My predictions for the next four years: A severe financial crisis, probably associated with a decline in the dollar; the draft; a national sales tax; privatization of social security; reversal of R v Wade; and some kind of very bad news on the environmental front.
I do think that we should be thinking along the lines I have posted here before, to wit, that we should at a minimum be signing up for contributions of $10 to $20 a month to the Democratic party to help it get on its feet for a permanent mobilization.
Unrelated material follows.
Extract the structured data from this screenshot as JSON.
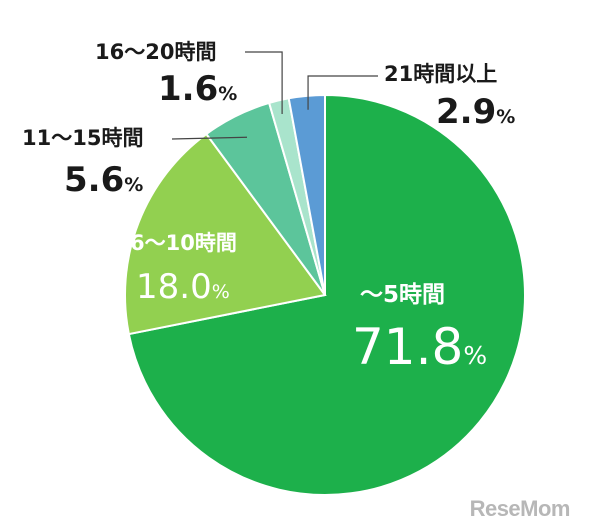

The other thing I think we need to look at is whether in certain areas, like CA, MA, NY, maybe CT, we can do to the Republicans something analogous to what was done to the Dems in TX. Obviously there won’t be a redistricting opportunity. But in the current juncture having “Red” members of Congress in blue states is a luxury we can ill afford, so strategies need to be developed that chisel away at the very concept of a “safe seat.”
The bright side: we showed we can raise money en masse and mount a vigorous campaign. That’s about it.
Well, based on all the comments and analysis I read that said Bush would not win because his highest approval ratings were his ceiling in the popular vote, and all the polls were rated unfairly to rvs instead of lvs, I took two weeks off work to focus on this election. I read the blogs alot, did gotv efforts, donated all the spare cash I had to get Kerry elected, because based on all the analysis I read here and on MYDD, it seemed improbable Bush would win. All the major media polls were biased, they were oversampling repubs, blah, blah blah.
Turns out they were right. We’re living in a right-wing, Christian conservative nation and I don’t see anyway for the democratic party to compete nationally. Look at all the red on that map. It’s heartbreaking. The dems and all the hopefuls like yourself and your contributors need to wake up and admit — we are on the outside looking in.